To the American leader, the two are intrinsically linked, the latter to blame for the benefits he perceives as having been unfairly given to the former. But his thinking ignores the advantages of a globalised trading system, with rules for fair play and mechanisms for dispute resolution.
Shunning the established order and taking unilateral action by imposing tariffs neglects the reality that Beijing will respond in kind and if there is a trade war, neither country will win.
Trump’s views were clearly on show in a social media posting last week that took aim at the WTO for treating China, which he referred to as “a great economic power”, as a developing nation. “They therefore get tremendous perks and advantages, especially over the US,” he tweeted. “Does anyone think this is fair?”
His line towards both has been consistent since before he took the presidency 15 months ago, but rather than use the organisation’s mechanisms to work for a solution, he has turned to rhetoric, protectionism and a policy of obstruction.

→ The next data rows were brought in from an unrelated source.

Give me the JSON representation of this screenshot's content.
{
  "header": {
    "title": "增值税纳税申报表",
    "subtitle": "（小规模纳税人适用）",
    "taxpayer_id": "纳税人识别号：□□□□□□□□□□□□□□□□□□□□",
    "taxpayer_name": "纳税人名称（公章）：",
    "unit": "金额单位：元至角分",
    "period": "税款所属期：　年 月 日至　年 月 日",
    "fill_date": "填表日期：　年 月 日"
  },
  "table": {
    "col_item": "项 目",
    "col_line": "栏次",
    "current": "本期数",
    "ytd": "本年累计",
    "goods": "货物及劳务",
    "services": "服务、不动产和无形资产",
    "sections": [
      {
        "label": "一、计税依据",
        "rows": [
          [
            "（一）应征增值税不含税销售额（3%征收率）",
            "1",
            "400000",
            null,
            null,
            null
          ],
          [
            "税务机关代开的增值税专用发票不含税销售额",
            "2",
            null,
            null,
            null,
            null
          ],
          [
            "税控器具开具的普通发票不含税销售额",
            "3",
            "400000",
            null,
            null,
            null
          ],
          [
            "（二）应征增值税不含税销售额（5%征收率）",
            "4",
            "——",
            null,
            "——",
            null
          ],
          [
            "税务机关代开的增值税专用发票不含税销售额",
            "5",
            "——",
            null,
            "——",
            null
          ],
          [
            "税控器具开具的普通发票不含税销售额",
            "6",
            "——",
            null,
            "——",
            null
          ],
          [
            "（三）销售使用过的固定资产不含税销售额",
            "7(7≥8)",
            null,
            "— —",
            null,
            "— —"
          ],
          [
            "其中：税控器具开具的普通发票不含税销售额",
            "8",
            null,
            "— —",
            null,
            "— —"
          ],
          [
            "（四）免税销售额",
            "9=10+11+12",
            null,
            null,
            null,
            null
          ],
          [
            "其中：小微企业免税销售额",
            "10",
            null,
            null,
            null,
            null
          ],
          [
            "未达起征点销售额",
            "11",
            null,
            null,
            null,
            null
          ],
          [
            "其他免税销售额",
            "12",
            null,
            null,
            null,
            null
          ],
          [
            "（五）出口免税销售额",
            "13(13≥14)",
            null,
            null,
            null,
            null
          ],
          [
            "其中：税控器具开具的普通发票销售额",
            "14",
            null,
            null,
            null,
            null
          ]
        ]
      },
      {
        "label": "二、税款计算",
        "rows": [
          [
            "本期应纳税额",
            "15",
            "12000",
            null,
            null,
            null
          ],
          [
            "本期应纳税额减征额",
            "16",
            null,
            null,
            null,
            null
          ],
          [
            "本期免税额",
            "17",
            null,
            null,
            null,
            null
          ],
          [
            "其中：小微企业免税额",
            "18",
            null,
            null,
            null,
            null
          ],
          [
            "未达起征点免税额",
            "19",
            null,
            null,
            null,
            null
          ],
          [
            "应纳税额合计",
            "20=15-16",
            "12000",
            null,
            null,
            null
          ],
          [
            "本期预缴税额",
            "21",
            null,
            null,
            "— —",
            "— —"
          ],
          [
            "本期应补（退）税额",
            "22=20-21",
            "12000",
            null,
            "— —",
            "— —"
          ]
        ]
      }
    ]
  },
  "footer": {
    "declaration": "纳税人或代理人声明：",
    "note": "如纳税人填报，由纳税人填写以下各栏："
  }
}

There are growing fears that he intends to go further, tearing apart the rules that have fared the world so well. President Xi Jinping defended globalisation and open markets in his keynote speech at the Boao Forum for Asia and the Chinese ambassador to the WTO last month called on members of the organisation to defend it from being wrecked by the US.
Trump has not gone to the extremes expressed on the campaign trail of 45 per cent across-the-board penalties on Chinese trade and withdrawal from the WTO, but he still adheres to the mercantile approach of exports being good and imports bad.
The result has been volleys of criticism, violation of rules and most damaging, blocking the appointment of judges to the WTO’s appeals court.
There is no more powerful instrument in the WTO, judges being able to pass rulings on trade disputes between countries. The moves mean that by the end of this year, the court, which should have seven judges, will be left with a bare minimum of three.
But Washington has not fully disengaged, having on March 14 launched a WTO challenge against India on export subsidies.
The US is not wholly wrong in its criticism of the WTO; as the body’s own officials admit, it is in dire need of reform. How that is to be achieved given that most of the world’s countries are members and they work through consensus will be challenging.
But to claim in its 23 years of existence it has failed the world is flawed thinking; as China has proved, it has lifted hundreds of millions around the world from poverty and steered global development and prosperity. Instead of weakening it, Trump should help make it work better.